January 25, 2015
We are thrilled, grateful and honored to tell you that an exemplary and generous gift from the Jack, Joseph and Morton Mandel Foundation of Cleveland, Ohio, to the Israel Antiquities Authority will establish the Mandel National Library for the Archaeology of Israel and the Mandel National Archaeological Archives in the Jay and Jeanie Schottenstein National Campus for the Archaeology of Israel, currently under construction on Museum Hill in Jerusalem.
The Jack, Joseph and Morton Mandel National Library for the Archaeology of Israel, located in the Dan David Archaeology Building, will house nearly 150,000 volumes, including 500 rare books, and over 1,000 periodicals. The adjacent Jack, Joseph and Morton Mandel National Archaeological Archives will contain the Israel Antiquities Authority Archive, the British Mandatory Archive as well as maps, permits, plans and publications of excavations from the Mandatory period through today, serving researchers and the public.The Mandel National Library for the Archaeology of Israel and Mandel Archives will be the largest of their kind in the Middle East and serve as a premiere research center for the archaeology and history of the Land of Israel.
The Library in the Campus
Occupying nearly the entire second floor and the southern wing of the first floor of the National Campus for the Archaeology of Israel the library will be surrounded by glass walls providing wonderful views the courtyard in the center of the campus and the rooftop archaeological garden. The Fawer reading hall will be two stories high and will be viewed from the main entrance to the building. It will afford direct views of the exhibition gallery located immediately below.
The design plan for the library calls for a combination of open access and closed book compactors, 64 reader spaces in the reading hall, seating areas on the first and second floors, and a number of study cubicles. In its new, accessible home, and light filled space, the Mandel Library for the Archaeology of Israel will be used extensively by students from all the universities in Israel, Israeli and visiting foreign archaeologists and researchers working in the country, school children and the general public. It will be a spectacular asset for anyone interested in the archaeology and history of the Land of Israel, and will forever change the level and quality of archaeological education and research in Israel. The Mandel National Library for the Archaeology of Israel is open to the public, is fully computerized and is integrated into the Aleph System, making its resources available to any library in the world connected to the system. Recently, more than 80,000 articles on the archaeology of Ancient Israel were added to the Library’s database.
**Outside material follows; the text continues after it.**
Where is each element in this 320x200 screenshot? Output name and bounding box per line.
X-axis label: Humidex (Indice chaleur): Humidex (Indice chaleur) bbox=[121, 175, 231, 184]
The National Library for the Archaeology of Israel is a dynamic library growing at a rate of some 1500 volumes a year from both acquisitions and gifts. The acquisition budget is provided by the Israeli Government according to the Law of Antiquities, and gifts of books and collections are accepted if they fit the library’s holdings. In certain instances, books on subject matters relating to specific archaeological topics but not directly related to the aforementioned subjects are purchased, as in the case of recent purchases of German books dealing with Roman Army Camps in the 3rdCentury CE, or books relating to Islamic material and the Hellenistic period.
The National Library for the Archaeology of Israel has an exchange program with some 200 libraries and institutions around the world. In addition, there are 20 satellite libraries throughout the country where duplicate titles of volumes are kept for easy reference by field archaeologists and researchers. One of the reasons for the satellite libraries is to provide immediate access to researchers and archaeologists in places that are far from Jerusalem. There are several thousand volumes in the satellite libraries.
The National Archaeological Archives
The archives will contain the Israel Antiquities Authority Archive, the British Mandatory Archive as well as maps, permits, plans and publications of excavationsfrom the Mandatory Period through today, serving researchers and the public.
Morton L. Mandel, Foundation chairman and CEO said: "We welcome the opportunity tosupport the Israel Antiquities Authority in its mission to excavate, research, conserve and educate the public about the archaeological and historical heritage of the Land of Israel spanning the past 10,000 years." Mr. Mandel added: "We hope the Mandel National Library for the Archaeology of Israel and the Mandel Archives will serve as a source of inspiration and learning for the public at large and for today's leaders as they explore the past of the Land of Israel."
According to Shuka Dorfman, director-general of the Israel Antiquities Authority: "We see the Mandel National Library for the Archaeology of Israel and Mandel Archives as a unique magnet and beacon for archeological, historical and Israel studies - a center of learning, research and knowledge. The Campus is the largest and most important project to be established in Jerusalem this decade. Through its generosity, the Mandel Foundation has helped preserve and make more accessible archaeology and the cultural heritage of the Land of Israel."